A graduate of Columbia University’s school of social work, Saturno discussed her work with a team of therapists that helps patients in the New York center cope with loss — especially during more difficult times of year like holidays.
“A lot of people have had loss in their life,” Saturno said in the segment. “Besides the loss of losing a loved one, there can also be a loss of health, livelihood, sobriety.”
Saturno said the goal of her team’s work is to restore as much stability and healing as possible into the lives of patients grieving a loss.
“It’s important to draw strength from a support system, and we work with helping clients create a new normal,” she said, adding that for holidays it can help to modify rituals by doing even one thing differently. “The impact of the day will then be better a lot of the time.”

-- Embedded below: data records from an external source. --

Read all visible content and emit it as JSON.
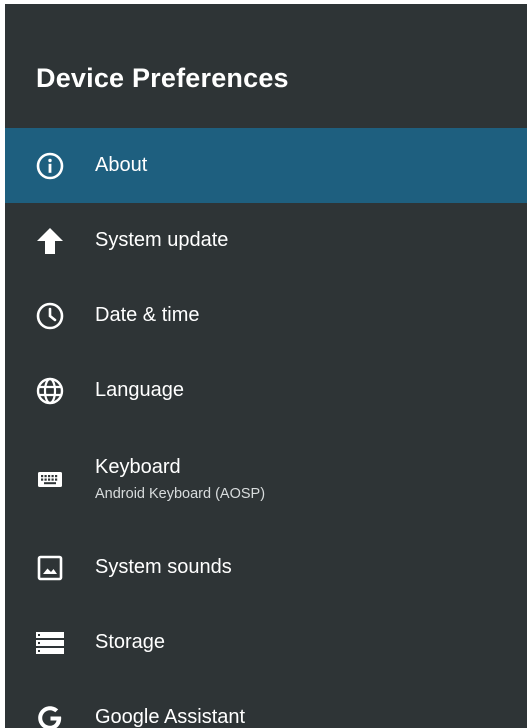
{
  "header": {
    "title": "Device Preferences"
  },
  "menu": {
    "items": [
      {
        "label": "About",
        "icon": "info-icon",
        "selected": true
      },
      {
        "label": "System update",
        "icon": "arrow-up-icon"
      },
      {
        "label": "Date & time",
        "icon": "clock-icon"
      },
      {
        "label": "Language",
        "icon": "globe-icon"
      },
      {
        "label": "Keyboard",
        "sublabel": "Android Keyboard (AOSP)",
        "icon": "keyboard-icon"
      },
      {
        "label": "System sounds",
        "icon": "image-icon"
      },
      {
        "label": "Storage",
        "icon": "storage-icon"
      },
      {
        "label": "Google Assistant",
        "icon": "google-icon"
      }
    ]
  },
  "colors": {
    "background": "#2e3436",
    "selected": "#1e5f7f",
    "text": "#ffffff"
  }
}
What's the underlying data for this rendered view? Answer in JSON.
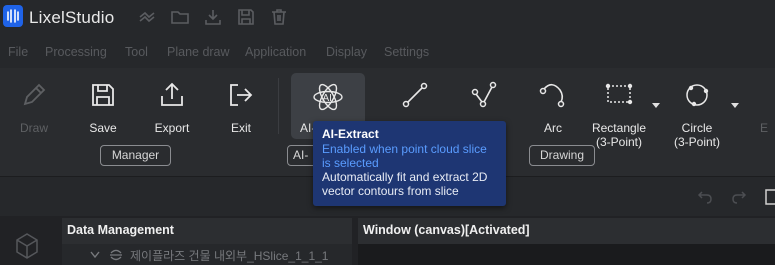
{
  "app": {
    "name": "LixelStudio"
  },
  "menu": [
    "File",
    "Processing",
    "Tool",
    "Plane draw",
    "Application",
    "Display",
    "Settings"
  ],
  "ribbon": {
    "draw": "Draw",
    "save": "Save",
    "export": "Export",
    "exit": "Exit",
    "ai_extract": "AI-E",
    "arc": "Arc",
    "rectangle": "Rectangle\n(3-Point)",
    "circle": "Circle\n(3-Point)",
    "more": "E",
    "groups": {
      "manager": "Manager",
      "ai": "AI-",
      "drawing": "Drawing"
    }
  },
  "tooltip": {
    "title": "AI-Extract",
    "note": "Enabled when point cloud slice is selected",
    "description": "Automatically fit and extract 2D vector contours from slice"
  },
  "panels": {
    "data_management": "Data Management",
    "window": "Window (canvas)[Activated]",
    "tree_item": "제이플라즈 건물 내외부_HSlice_1_1_1"
  },
  "colors": {
    "accent": "#1f63e8",
    "tooltip_bg": "#1e3673",
    "tooltip_note": "#5a9cff"
  }
}
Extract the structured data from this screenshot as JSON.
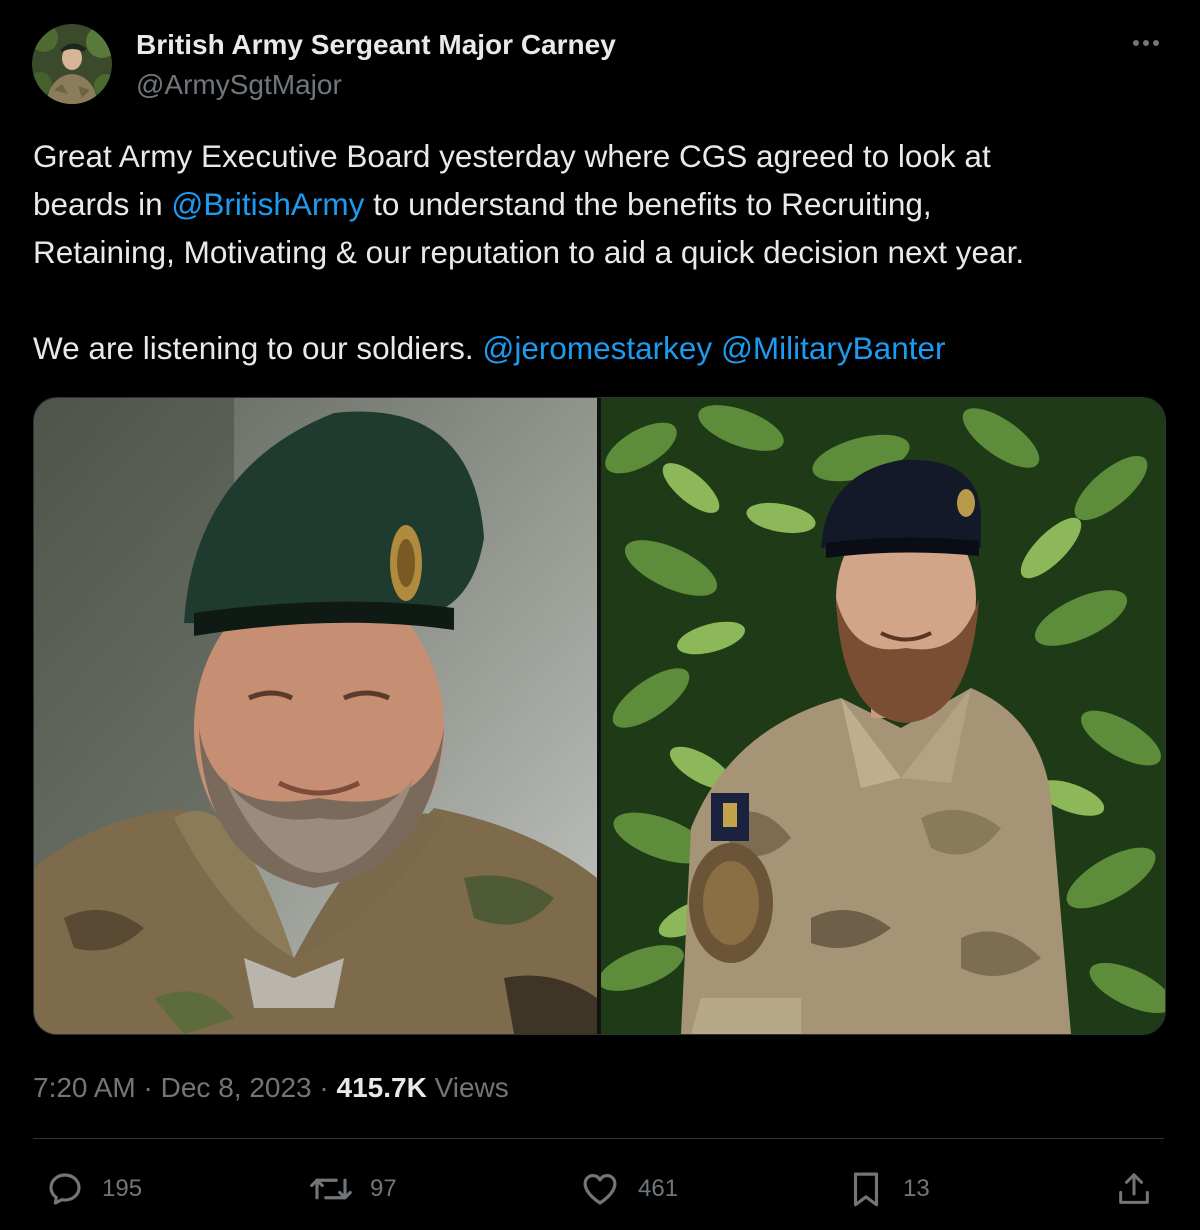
{
  "author": {
    "name": "British Army Sergeant Major Carney",
    "handle": "@ArmySgtMajor"
  },
  "tweet": {
    "line1": "Great Army Executive Board yesterday where CGS agreed to look at",
    "line2_prefix": "beards in ",
    "mention_british_army": "@BritishArmy",
    "line2_suffix": " to understand the benefits to Recruiting,",
    "line3": "Retaining, Motivating & our reputation to aid a quick decision next year.",
    "line4_prefix": "We are listening to our soldiers. ",
    "mention_jerome": "@jeromestarkey",
    "mention_military_banter": "@MilitaryBanter"
  },
  "meta": {
    "time": "7:20 AM",
    "separator": "·",
    "date": "Dec 8, 2023",
    "views_count": "415.7K",
    "views_label": "Views"
  },
  "actions": {
    "replies": "195",
    "reposts": "97",
    "likes": "461",
    "bookmarks": "13"
  },
  "icons": {
    "more": "more-horizontal-icon",
    "reply": "reply-icon",
    "repost": "repost-icon",
    "like": "heart-icon",
    "bookmark": "bookmark-icon",
    "share": "share-icon"
  },
  "colors": {
    "background": "#000000",
    "text": "#e7e9ea",
    "secondary": "#71767b",
    "link": "#1d9bf0",
    "border": "#2f3336"
  }
}
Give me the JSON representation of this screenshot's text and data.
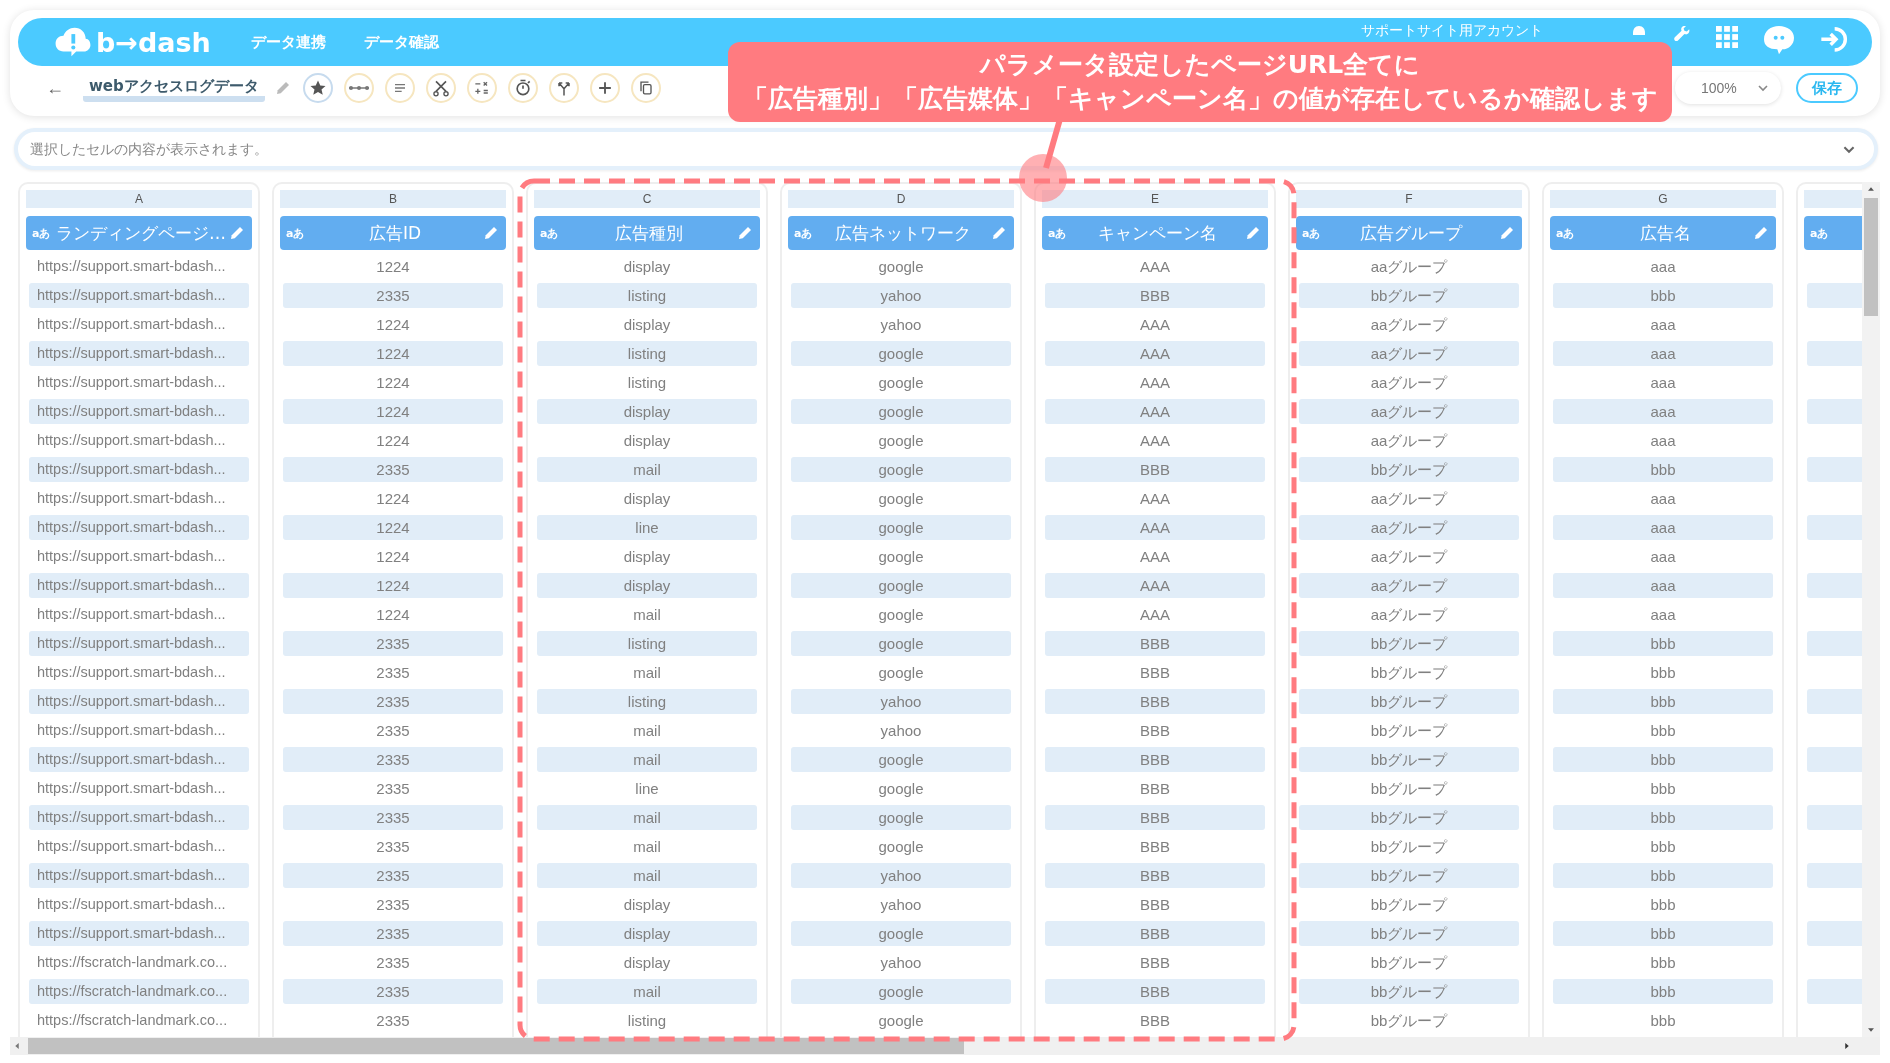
{
  "header": {
    "logo": "b→dash",
    "nav": [
      "データ連携",
      "データ確認"
    ],
    "account": "サポートサイト用アカウント"
  },
  "toolbar": {
    "back": "←",
    "title": "webアクセスログデータ",
    "zoom": "100%",
    "save": "保存"
  },
  "cell_viewer": {
    "placeholder": "選択したセルの内容が表示されます。"
  },
  "columns": [
    {
      "letter": "A",
      "type_icon": "aあ",
      "name": "ランディングページ…"
    },
    {
      "letter": "B",
      "type_icon": "aあ",
      "name": "広告ID"
    },
    {
      "letter": "C",
      "type_icon": "aあ",
      "name": "広告種別"
    },
    {
      "letter": "D",
      "type_icon": "aあ",
      "name": "広告ネットワーク"
    },
    {
      "letter": "E",
      "type_icon": "aあ",
      "name": "キャンペーン名"
    },
    {
      "letter": "F",
      "type_icon": "aあ",
      "name": "広告グループ"
    },
    {
      "letter": "G",
      "type_icon": "aあ",
      "name": "広告名"
    },
    {
      "type_icon": "aあ"
    }
  ],
  "rows": [
    [
      "https://support.smart-bdash...",
      "1224",
      "display",
      "google",
      "AAA",
      "aaグループ",
      "aaa"
    ],
    [
      "https://support.smart-bdash...",
      "2335",
      "listing",
      "yahoo",
      "BBB",
      "bbグループ",
      "bbb"
    ],
    [
      "https://support.smart-bdash...",
      "1224",
      "display",
      "yahoo",
      "AAA",
      "aaグループ",
      "aaa"
    ],
    [
      "https://support.smart-bdash...",
      "1224",
      "listing",
      "google",
      "AAA",
      "aaグループ",
      "aaa"
    ],
    [
      "https://support.smart-bdash...",
      "1224",
      "listing",
      "google",
      "AAA",
      "aaグループ",
      "aaa"
    ],
    [
      "https://support.smart-bdash...",
      "1224",
      "display",
      "google",
      "AAA",
      "aaグループ",
      "aaa"
    ],
    [
      "https://support.smart-bdash...",
      "1224",
      "display",
      "google",
      "AAA",
      "aaグループ",
      "aaa"
    ],
    [
      "https://support.smart-bdash...",
      "2335",
      "mail",
      "google",
      "BBB",
      "bbグループ",
      "bbb"
    ],
    [
      "https://support.smart-bdash...",
      "1224",
      "display",
      "google",
      "AAA",
      "aaグループ",
      "aaa"
    ],
    [
      "https://support.smart-bdash...",
      "1224",
      "line",
      "google",
      "AAA",
      "aaグループ",
      "aaa"
    ],
    [
      "https://support.smart-bdash...",
      "1224",
      "display",
      "google",
      "AAA",
      "aaグループ",
      "aaa"
    ],
    [
      "https://support.smart-bdash...",
      "1224",
      "display",
      "google",
      "AAA",
      "aaグループ",
      "aaa"
    ],
    [
      "https://support.smart-bdash...",
      "1224",
      "mail",
      "google",
      "AAA",
      "aaグループ",
      "aaa"
    ],
    [
      "https://support.smart-bdash...",
      "2335",
      "listing",
      "google",
      "BBB",
      "bbグループ",
      "bbb"
    ],
    [
      "https://support.smart-bdash...",
      "2335",
      "mail",
      "google",
      "BBB",
      "bbグループ",
      "bbb"
    ],
    [
      "https://support.smart-bdash...",
      "2335",
      "listing",
      "yahoo",
      "BBB",
      "bbグループ",
      "bbb"
    ],
    [
      "https://support.smart-bdash...",
      "2335",
      "mail",
      "yahoo",
      "BBB",
      "bbグループ",
      "bbb"
    ],
    [
      "https://support.smart-bdash...",
      "2335",
      "mail",
      "google",
      "BBB",
      "bbグループ",
      "bbb"
    ],
    [
      "https://support.smart-bdash...",
      "2335",
      "line",
      "google",
      "BBB",
      "bbグループ",
      "bbb"
    ],
    [
      "https://support.smart-bdash...",
      "2335",
      "mail",
      "google",
      "BBB",
      "bbグループ",
      "bbb"
    ],
    [
      "https://support.smart-bdash...",
      "2335",
      "mail",
      "google",
      "BBB",
      "bbグループ",
      "bbb"
    ],
    [
      "https://support.smart-bdash...",
      "2335",
      "mail",
      "yahoo",
      "BBB",
      "bbグループ",
      "bbb"
    ],
    [
      "https://support.smart-bdash...",
      "2335",
      "display",
      "yahoo",
      "BBB",
      "bbグループ",
      "bbb"
    ],
    [
      "https://support.smart-bdash...",
      "2335",
      "display",
      "google",
      "BBB",
      "bbグループ",
      "bbb"
    ],
    [
      "https://fscratch-landmark.co...",
      "2335",
      "display",
      "yahoo",
      "BBB",
      "bbグループ",
      "bbb"
    ],
    [
      "https://fscratch-landmark.co...",
      "2335",
      "mail",
      "google",
      "BBB",
      "bbグループ",
      "bbb"
    ],
    [
      "https://fscratch-landmark.co...",
      "2335",
      "listing",
      "google",
      "BBB",
      "bbグループ",
      "bbb"
    ]
  ],
  "callout": {
    "lines": [
      "パラメータ設定したページURL全てに",
      "「広告種別」「広告媒体」「キャンペーン名」の値が存在しているか確認します"
    ]
  }
}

The segment also highlighted Saturno’s upcoming film project “She Fi8hters,” a documentary aimed at helping women overcome issues like body image, eating disorders and being involved in abusive relationships.
According to Saturno, the project will assemble a team of social workers from across the U.S. and women interested in sharing their stories as their treatment process is documented.
The project is scheduled to begin this year, with the majority of filming taking place in New York.
“The goal of the film is to provide a support system for women,” Saturno said.
The Tucson, Ariz., shooting that injured Rep. Gabrielle Giffords claimed the life of NASW member and congressional aide Gabe Zimmerman.
Zimmerman served as Giffords’ community outreach director, and was only 30 years old at the time of his death.
According to an article in the Washington Post, a bill has been passed to dedicate a room in the House of Representatives to Zimmerman.
It was initially introduced by Giffords’ close friend and chairwoman of the Democratic National Committee, Rep. Debbie Wasserman Schultz, D-Fla., and Rep. David Schweikert, R-Ariz.
The Post says the room honoring Zimmerman will be located on the basement level of the House and will serve as a conference room to host gatherings of chiefs of staff, aides and press secretaries, as well as the weekly Democratic caucus meetings.
According to Wasserman Schultz, the regular meetings of House staffers that will take place in the room are of special importance to Zimmerman’s family.
“The reason that the Zimmermans thought it was so important to name this room after their son was to send a message to the entire congressional family of staffers that their work is incredibly meaningful, and they really thought it was important that a room that is used by staffers as often as this one is be named for Gabe,” she said to the Post.